How to Fail Early and Often

Photo credit: John Karpinsky

If you want to learn something about dealing with failure, try to do some improvisational acting. Because when you act, you fail a lot. On stage. In front of everyone.

During summer weekends, I am part of the cast of the Bristol Renaissance Faire, an outdoor theater near Kenosha, Wisconsin. The Faire is a recreation of Bristol, England, in 1574. Faire guests pay $25.95 to immerse themselves in a world that recreates the sights, sounds, and smells of a Renaissance-era village. There are stage shows, shops, restaurants, and actors dressed up in period garb walking around to play with visitors.

I portray a character named Nicolas Wright, and my friend Kendall Monaghan plays Dandy Goodwell. We are two of the characters guests meet in the streets. In essence, the Bristol streets are our stage. Our job is to engage with people quickly and figure out how to uplift them through improvised talking and joking that usually lasts a few minutes per encounter.

Photo credit: Denise Beidler Bennorth

We do this kind of street improv all day, from 10 a.m. to 7:30 p.m. And we are good at it. We know how to read people and find a way to engage them with our improvised comedic bits. People are asking us all the time how we do it. Well, we’re good because we fail a lot and learn from failure.

Photo credit: John Karpinksy

When you meet and greet people all day in an outdoor theater, you’re going to mess up. You’re going to make a joke that falls flat. You might approach a Mom just when she’s distracted with a fussy child. Or maybe you’ll forget the name of someone you met 5 minutes ago. This is the nature of street improv.

One recent weekend, Kendall and I really screwed up. We wanted to stage a water balloon toss with some patrons on a particularly hot day. We thought the idea was brilliant. Who wouldn’t want to play catch with a water balloon and see it splash all over dusty streets?

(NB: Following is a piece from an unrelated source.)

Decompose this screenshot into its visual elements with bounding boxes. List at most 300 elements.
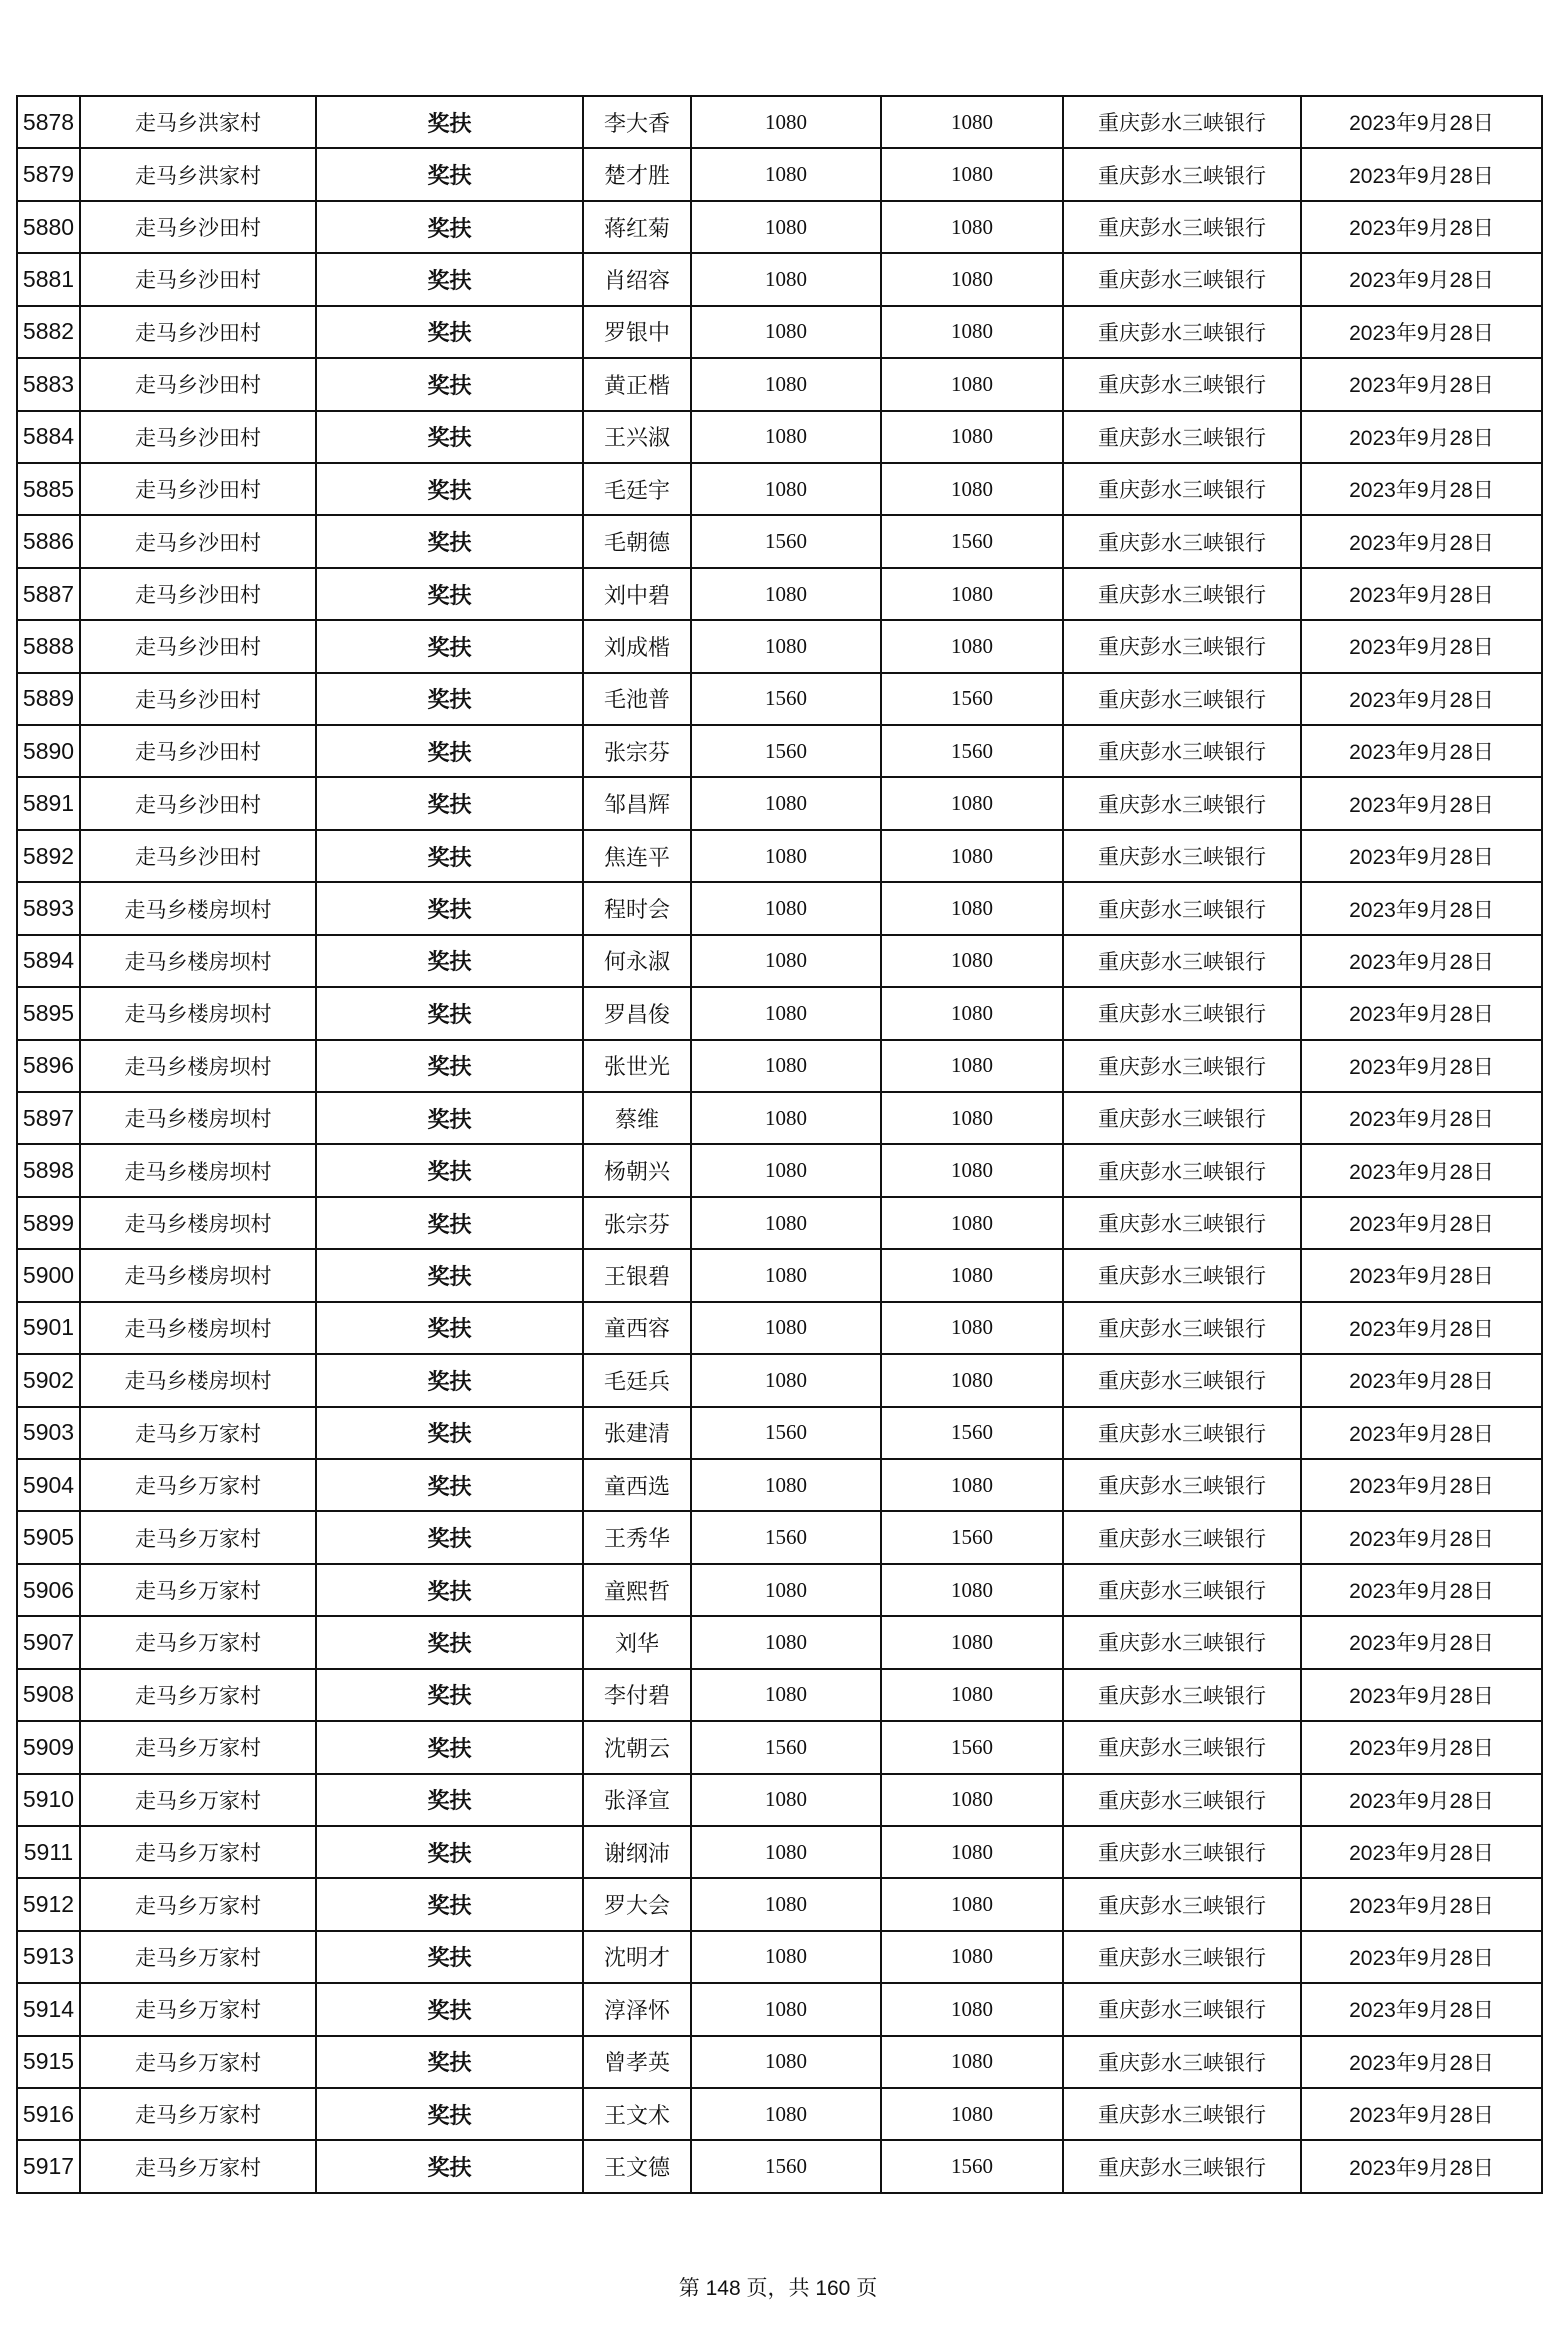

We chose a heavily trafficked spot in the park and placed several water balloons on the ground. Then we called out to different patrons. Would they like to have a water balloon toss?

Guess what: no one cared. In clusters of two, three, and four, the patrons just kept walking past us like we didn’t exist. Every once in a while, we might convince someone to stop and play, but it was obvious they were bored out of their skulls. It didn’t help that the balloons never broke, and everyone’s aim sucked, leading to several moments where one of us needed to stop, scurry off, and retrieve a rolling water balloon.

We called an end to the toss after about 5 minutes, which seemed like five years. Here’s what we did next:

  • We went backstage and had a good laugh. Could you believe how bad we bombed? we asked each other. And how about the 20-something dude who looked like he was ready to doze off in the middle of the balloon toss? Could we have failed any more spectacularly?
  • We figured out what we needed to fix. We realized we’d made two crucial mistakes: first, we’d chosen a location near the entrance of the park. Well, when people are just walking through the front gates, they don’t want to stop and play with two actors in 16th Century garb. They’ve usually decided to go see one of the stage acts or the joust, and they are focused on walking to their destination. We were a distraction to their day, not a source of fun. And, second, we tried too hard to get people to play with us. We were like the desperate kid brother and sister who beg everyone to play. We were too needy.

Based on our analysis of what we did wrong, we adapted our approach. We chose a spot where people tend to tarry a bit and take in the day. We carried out our water balloons in big reproductions of 16h Century military shields for a little visual theater. And then we started tossing the balloons at each other without asking anyone to participate.

As it turns out, when people see two people playing and having fun, something happens: they stop eating their turkey legs and watch. They become curious. What’s going on? What’s up with the flying water balloons? And some of them want to join in.

Within a few minutes, patrons just started naturally picking up the balloons we’d set on the ground. We formed a circle and started tossing water balloons until one of us dropped them, leading to laughter when the balloons splattered on the grass. Sounds kind of silly, right? Well, when you’re dressed up in a funny costume, something as mundane as a water balloon toss seems amusing to other people.

Photo credit: John Karpinsky

The bit worked so well that we repeated it over a few weekends. Then we experimented with a watermelon toss, which really went over well. A water balloon splattering on the grass is funny. A watermelon exploding all over the place is spectacular.

Success!

The key to dealing with failure: we laughed. We owned the failure. But we learned and got better.

How do you bounce back from public failures?